Wanbeleid aangenomen bij Sovereign Trust Netherlands door de OK
In OR 2015-0396 stelt de OK op verzoek van verzoekster en belanghebbenden, naar aanleiding van het rapport van de benoemde deskundige, wanbeleid vast en benoemt een tijdelijke bestuurder voor een jaar. Wanbeleid wordt onder andere vastgesteld op grond van de summiere en oppervlakkige wijze waarop partijen de zeggenschapskwesties bij oprichting van de joint-venture hebben geregeld. Ook is er te weinig aandacht besteed aan de tegenstrijdige belangen die verzoeker had binnen de vennootschap. Deze kwesties hebben in belangrijke mate bijgedragen aan de verstoorde verhouding en het wanbeleid.

Bestuurdersaansprakelijkheid wegens uitkeren dividend
In OR 2015-0395 staat aansprakelijkheid wegens dividenduitkering centraal. Naar vaste jurisprudentie (o.a. Nimox/Van den End q.q. HR 8 november 1991, NJ 1992/174) is de norm dat bestuurders die uitvoering geven aan een dividendbesluit uit hoofde van onrechtmatige daad, aansprakelijk zijn indien zij er ernstig rekening mee moeten houden dat de vennootschap na de uitkering van het dividend niet meer in staat zal zijn haar schuldeisers (volledig) te voldoen. Naar het oordeel van de rechtbank is van schending van deze norm sprake in deze zaak. A, bestuurder van Malciwi en B, indirect bestuurder van Malciwi keerden onverplicht een dividend uit ter hoogte van nagenoeg de volledige reserves van Malciwi. Als gevolg daarvan is de verhaalspositie van de bank verslechterd en heeft de bank als gevolg daarvan schade geleden, althans, zal zij, zou zij verhaal nemen op Malciwi, dat vruchteloos doen omdat de reserves verdwenen zijn.

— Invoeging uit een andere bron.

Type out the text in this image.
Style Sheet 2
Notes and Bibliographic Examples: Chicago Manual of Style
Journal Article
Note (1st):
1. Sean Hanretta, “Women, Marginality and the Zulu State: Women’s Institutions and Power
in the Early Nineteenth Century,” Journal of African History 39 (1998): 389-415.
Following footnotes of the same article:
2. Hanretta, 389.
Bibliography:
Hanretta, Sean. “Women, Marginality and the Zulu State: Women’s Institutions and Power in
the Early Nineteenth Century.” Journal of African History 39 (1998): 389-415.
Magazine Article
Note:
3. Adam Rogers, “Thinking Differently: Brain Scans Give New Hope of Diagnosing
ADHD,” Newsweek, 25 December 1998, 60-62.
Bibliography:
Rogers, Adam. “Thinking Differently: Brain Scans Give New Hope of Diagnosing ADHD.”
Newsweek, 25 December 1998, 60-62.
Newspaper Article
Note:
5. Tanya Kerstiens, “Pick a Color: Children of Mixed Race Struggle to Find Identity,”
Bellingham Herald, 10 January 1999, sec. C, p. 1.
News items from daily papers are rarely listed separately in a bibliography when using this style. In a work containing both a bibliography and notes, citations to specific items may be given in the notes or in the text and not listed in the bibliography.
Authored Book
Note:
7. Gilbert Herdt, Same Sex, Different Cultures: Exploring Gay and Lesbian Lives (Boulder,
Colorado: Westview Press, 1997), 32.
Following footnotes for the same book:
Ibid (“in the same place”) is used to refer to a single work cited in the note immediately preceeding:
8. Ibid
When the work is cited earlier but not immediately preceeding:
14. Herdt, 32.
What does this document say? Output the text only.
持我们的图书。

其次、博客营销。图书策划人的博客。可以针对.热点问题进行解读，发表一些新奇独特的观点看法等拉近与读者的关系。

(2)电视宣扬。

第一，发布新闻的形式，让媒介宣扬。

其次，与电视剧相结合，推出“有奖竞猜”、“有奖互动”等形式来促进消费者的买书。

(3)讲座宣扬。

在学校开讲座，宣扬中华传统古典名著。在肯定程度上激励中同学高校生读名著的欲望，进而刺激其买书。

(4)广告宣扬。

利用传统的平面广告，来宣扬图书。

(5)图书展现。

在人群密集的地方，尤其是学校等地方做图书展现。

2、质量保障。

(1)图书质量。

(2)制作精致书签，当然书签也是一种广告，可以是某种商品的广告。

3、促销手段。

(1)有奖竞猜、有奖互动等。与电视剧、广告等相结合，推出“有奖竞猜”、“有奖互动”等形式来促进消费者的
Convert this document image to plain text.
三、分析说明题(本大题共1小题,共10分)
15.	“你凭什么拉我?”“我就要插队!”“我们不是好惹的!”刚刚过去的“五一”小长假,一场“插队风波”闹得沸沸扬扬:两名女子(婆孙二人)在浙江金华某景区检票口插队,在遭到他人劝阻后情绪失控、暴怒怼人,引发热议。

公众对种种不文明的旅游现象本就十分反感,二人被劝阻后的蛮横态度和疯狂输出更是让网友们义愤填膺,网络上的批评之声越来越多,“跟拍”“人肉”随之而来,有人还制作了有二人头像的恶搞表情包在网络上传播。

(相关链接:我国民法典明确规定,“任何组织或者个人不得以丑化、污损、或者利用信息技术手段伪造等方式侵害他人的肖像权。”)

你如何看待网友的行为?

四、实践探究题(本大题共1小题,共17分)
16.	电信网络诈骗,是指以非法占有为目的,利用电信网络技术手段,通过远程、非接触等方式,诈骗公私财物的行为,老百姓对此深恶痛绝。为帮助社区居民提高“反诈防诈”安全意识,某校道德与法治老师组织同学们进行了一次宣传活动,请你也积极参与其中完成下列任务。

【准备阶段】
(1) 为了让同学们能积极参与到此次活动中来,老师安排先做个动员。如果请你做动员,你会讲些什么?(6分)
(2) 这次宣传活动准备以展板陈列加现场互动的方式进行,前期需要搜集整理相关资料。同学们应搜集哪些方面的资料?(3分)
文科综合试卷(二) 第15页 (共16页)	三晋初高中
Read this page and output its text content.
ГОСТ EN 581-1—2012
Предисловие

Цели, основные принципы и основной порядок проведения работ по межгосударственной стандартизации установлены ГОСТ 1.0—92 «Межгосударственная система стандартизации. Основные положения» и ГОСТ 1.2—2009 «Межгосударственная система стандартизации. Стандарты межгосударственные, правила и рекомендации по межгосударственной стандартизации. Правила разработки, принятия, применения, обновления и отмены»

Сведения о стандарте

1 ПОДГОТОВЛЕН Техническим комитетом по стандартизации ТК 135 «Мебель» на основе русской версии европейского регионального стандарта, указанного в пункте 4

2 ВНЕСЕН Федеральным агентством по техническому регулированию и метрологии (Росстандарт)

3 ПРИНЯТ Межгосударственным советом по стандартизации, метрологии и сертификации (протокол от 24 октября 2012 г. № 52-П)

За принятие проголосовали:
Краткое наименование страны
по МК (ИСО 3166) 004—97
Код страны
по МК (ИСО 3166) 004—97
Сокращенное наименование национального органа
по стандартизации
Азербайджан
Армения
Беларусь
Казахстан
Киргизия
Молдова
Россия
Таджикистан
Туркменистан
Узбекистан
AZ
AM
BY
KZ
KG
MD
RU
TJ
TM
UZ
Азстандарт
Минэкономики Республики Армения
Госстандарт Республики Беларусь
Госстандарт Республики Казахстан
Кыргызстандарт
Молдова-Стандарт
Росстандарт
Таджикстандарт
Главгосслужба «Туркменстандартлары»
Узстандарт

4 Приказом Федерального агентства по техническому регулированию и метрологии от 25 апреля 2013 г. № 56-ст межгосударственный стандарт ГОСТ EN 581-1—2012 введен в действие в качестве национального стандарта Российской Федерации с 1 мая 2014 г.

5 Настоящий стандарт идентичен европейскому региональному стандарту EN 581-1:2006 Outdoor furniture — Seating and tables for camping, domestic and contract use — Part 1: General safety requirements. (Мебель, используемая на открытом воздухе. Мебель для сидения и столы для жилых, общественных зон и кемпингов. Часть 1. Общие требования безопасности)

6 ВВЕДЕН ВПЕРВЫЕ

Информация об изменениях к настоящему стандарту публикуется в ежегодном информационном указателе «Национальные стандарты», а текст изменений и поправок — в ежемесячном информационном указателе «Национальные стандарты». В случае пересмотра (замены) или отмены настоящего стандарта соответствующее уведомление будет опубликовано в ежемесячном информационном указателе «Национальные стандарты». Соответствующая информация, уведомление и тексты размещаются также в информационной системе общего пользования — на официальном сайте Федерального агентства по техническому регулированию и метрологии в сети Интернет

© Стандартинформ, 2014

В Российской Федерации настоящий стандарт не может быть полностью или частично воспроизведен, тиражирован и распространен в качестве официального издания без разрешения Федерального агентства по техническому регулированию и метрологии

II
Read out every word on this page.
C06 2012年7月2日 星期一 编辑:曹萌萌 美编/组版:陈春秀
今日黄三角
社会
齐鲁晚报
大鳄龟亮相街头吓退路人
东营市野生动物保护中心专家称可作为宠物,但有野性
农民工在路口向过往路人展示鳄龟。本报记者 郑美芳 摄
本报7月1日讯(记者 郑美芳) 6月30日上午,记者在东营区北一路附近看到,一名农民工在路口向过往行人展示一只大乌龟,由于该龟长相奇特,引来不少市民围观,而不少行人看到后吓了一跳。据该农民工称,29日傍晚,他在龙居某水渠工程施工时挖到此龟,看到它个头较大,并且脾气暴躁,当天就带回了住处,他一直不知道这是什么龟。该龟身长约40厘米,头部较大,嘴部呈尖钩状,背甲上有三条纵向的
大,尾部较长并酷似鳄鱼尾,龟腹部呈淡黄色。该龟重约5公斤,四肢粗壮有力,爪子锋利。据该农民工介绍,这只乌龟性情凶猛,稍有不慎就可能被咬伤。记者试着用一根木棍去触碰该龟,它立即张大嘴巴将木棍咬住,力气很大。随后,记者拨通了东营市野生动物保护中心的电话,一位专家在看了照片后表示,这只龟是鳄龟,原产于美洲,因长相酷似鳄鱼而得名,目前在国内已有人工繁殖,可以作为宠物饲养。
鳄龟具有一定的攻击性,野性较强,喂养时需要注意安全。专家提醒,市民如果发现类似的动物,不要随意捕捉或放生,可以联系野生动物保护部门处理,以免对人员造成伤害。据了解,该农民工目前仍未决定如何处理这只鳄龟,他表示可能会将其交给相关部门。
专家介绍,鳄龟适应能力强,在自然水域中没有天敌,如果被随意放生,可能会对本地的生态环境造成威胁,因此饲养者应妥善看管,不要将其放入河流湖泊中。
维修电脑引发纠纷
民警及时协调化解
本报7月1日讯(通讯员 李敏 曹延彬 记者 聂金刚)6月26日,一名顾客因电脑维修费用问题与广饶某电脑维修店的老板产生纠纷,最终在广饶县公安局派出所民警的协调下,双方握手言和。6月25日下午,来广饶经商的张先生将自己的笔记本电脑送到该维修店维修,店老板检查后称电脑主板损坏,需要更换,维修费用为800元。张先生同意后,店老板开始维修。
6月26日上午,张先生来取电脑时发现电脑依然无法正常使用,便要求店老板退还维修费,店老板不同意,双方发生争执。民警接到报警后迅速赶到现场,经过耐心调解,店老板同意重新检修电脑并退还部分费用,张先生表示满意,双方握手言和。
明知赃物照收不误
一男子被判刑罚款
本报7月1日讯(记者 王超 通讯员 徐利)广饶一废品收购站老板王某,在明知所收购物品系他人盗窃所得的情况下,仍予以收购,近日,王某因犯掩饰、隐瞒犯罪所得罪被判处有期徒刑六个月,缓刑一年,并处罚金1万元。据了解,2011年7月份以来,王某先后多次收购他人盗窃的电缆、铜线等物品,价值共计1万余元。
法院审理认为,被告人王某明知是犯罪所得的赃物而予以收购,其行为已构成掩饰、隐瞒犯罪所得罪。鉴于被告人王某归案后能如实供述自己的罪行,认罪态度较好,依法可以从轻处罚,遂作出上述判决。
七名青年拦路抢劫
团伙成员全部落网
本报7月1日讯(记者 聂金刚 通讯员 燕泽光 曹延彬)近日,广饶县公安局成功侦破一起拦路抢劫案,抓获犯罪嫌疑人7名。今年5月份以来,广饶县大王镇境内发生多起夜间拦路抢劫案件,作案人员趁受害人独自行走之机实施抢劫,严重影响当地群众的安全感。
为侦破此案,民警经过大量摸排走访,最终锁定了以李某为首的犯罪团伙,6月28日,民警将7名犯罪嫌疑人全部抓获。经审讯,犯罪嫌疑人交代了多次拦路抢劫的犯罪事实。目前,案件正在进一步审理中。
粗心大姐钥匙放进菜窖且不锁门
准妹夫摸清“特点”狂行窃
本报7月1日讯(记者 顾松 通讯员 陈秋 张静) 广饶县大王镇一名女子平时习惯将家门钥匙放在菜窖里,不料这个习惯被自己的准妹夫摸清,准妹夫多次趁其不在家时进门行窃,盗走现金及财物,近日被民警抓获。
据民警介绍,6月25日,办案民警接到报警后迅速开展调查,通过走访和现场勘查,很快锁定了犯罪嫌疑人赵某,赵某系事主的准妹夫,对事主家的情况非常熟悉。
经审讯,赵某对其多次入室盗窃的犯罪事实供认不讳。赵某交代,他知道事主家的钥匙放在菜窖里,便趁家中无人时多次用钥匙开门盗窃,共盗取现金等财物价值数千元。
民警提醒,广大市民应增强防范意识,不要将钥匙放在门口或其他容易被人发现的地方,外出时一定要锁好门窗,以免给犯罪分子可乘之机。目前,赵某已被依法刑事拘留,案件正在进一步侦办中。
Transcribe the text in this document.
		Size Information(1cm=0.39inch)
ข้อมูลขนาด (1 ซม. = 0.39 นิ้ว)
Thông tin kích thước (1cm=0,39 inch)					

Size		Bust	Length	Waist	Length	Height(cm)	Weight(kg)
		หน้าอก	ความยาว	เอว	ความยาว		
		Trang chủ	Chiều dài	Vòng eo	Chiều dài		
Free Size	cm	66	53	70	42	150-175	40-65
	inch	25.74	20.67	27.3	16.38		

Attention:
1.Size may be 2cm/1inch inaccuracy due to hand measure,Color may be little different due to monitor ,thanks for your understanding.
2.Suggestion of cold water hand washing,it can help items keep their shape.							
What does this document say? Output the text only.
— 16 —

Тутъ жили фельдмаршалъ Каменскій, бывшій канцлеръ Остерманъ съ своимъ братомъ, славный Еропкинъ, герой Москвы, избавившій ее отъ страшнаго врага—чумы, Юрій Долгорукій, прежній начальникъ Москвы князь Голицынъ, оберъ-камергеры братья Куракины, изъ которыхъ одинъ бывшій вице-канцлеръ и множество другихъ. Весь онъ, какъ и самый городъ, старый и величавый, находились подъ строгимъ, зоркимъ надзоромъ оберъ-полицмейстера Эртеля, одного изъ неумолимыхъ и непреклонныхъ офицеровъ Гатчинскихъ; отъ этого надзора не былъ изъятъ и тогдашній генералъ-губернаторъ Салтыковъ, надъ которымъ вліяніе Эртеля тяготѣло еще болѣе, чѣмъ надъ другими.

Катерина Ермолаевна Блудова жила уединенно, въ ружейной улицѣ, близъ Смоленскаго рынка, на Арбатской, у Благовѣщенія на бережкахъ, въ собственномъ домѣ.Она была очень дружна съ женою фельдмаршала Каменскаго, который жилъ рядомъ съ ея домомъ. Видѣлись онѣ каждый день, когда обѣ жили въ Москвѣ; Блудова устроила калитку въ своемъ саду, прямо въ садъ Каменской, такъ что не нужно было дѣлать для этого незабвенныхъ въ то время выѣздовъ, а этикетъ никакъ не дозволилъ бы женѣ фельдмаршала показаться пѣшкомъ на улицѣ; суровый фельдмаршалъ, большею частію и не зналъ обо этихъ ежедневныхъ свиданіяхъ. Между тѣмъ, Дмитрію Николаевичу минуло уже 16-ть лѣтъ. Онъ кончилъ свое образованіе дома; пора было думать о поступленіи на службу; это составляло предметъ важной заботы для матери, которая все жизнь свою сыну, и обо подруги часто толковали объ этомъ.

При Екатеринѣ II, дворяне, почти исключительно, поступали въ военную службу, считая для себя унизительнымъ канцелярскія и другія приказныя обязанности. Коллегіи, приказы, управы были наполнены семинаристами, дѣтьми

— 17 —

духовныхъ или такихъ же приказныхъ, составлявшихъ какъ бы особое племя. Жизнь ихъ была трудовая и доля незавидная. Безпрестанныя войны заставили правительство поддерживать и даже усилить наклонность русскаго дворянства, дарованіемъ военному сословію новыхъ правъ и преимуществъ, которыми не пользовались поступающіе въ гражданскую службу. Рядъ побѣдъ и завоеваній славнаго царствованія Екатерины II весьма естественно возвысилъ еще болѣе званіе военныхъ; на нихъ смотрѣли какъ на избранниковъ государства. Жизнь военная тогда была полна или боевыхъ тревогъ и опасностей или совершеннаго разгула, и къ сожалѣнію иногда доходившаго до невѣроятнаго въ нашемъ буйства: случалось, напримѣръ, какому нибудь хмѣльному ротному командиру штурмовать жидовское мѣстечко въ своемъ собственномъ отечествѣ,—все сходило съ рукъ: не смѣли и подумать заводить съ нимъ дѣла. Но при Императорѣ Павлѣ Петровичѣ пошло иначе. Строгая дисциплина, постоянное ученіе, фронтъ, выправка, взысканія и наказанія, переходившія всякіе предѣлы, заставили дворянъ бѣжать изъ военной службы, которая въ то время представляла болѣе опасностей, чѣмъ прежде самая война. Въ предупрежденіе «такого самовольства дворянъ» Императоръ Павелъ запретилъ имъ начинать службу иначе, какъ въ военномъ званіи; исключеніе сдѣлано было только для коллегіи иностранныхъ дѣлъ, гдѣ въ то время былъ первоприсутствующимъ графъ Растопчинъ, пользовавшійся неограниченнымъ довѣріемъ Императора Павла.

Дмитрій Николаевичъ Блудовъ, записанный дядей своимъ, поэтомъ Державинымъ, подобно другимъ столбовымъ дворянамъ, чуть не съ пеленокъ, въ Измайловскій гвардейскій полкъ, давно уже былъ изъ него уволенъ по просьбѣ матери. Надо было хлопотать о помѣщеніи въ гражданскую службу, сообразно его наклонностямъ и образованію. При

Geen bestuurdersaansprakelijkheid wegens huren panden boven marktprijs
In OR 2015-0394 klaagt de Stichting Bureau Jeugdzorg Noord-Brabant ('BJZ') een van haar bestuurders en directeur beheer (appellant) aan, omdat hij, aldus BJZ, verantwoordelijk was voor het huren van twee panden boven de marktprijs. BJZ wil de – nader vast te stellen – schade die zij daardoor heeft geleden op de directeur beheer verhalen. De rechtbank overwoog daartoe dat een bestuurder eerst aansprakelijk is jegens BJZ als hem van zijn handelen een ernstig verwijt kan worden gemaakt, wat afhangt van alle omstandigheden van het geval, waaronder de aard van de door de rechtspersoon BJZ uit te oefenen activiteiten, de in het algemeen daaruit voortvloeiende risico’s, de taakverdeling binnen het bestuur, de eventueel voor het bestuur geldende richtlijnen, de gegevens waarover de bestuurder beschikte of behoorde te beschikken ten tijde van de hem verweten beslissingen of gedragingen en het inzicht en de zorgvuldigheid die mogen worden verwacht van een bestuurder die voor zijn taak berekend is en deze nauwgezet vervult. Op basis van de omstandigheden van het geval concludeert het hof, anders dan de rechtbank, dat aan appellant geen ernstig verwijt valt te maken van zijn handelen met betrekking tot de panden, waardoor appellant niet aansprakelijk is op grond van artikel 2:9 BW.

Paulianeuze handelingen en het vermoeden van kennelijk onbehoorlijk bestuur ex artikel 2:248 BW
In OR 2015-0393 staan drie kwesties centraal. Ten eerste heeft de failliete B.V. € 4000 uitgekeerd aan gedaagde 1, de enige bestuurder. Ten tweede is een verzekeringsuitkering van € 3000 uitgekeerd aan gedaagde 2, terwijl die uitkering bestemd was voor de gefailleerde. Ten derde wil de curator gedaagde 1 aansprakelijk stellen voor boedeltekorten op grond van artikel 2:248 BW omdat niet is voldaan aan de boekhoudplicht van artikel 2:10 BW. Ten aanzien van de twee uitkeringen wordt vastgesteld dat zij onverplicht waren en daarmee paulianeus; de rechtbank vernietigt deze beide rechtshandelingen. Ten aanzien van de bestuurdersaansprakelijkheid stelt de rechtbank bestuurder van gefailleerde in de gelegenheid tegenbewijs te leveren waaruit blijkt dat de vastgestelde onbehoorlijke taakvervulling geen belangrijke oorzaak van het faillissement is geweest.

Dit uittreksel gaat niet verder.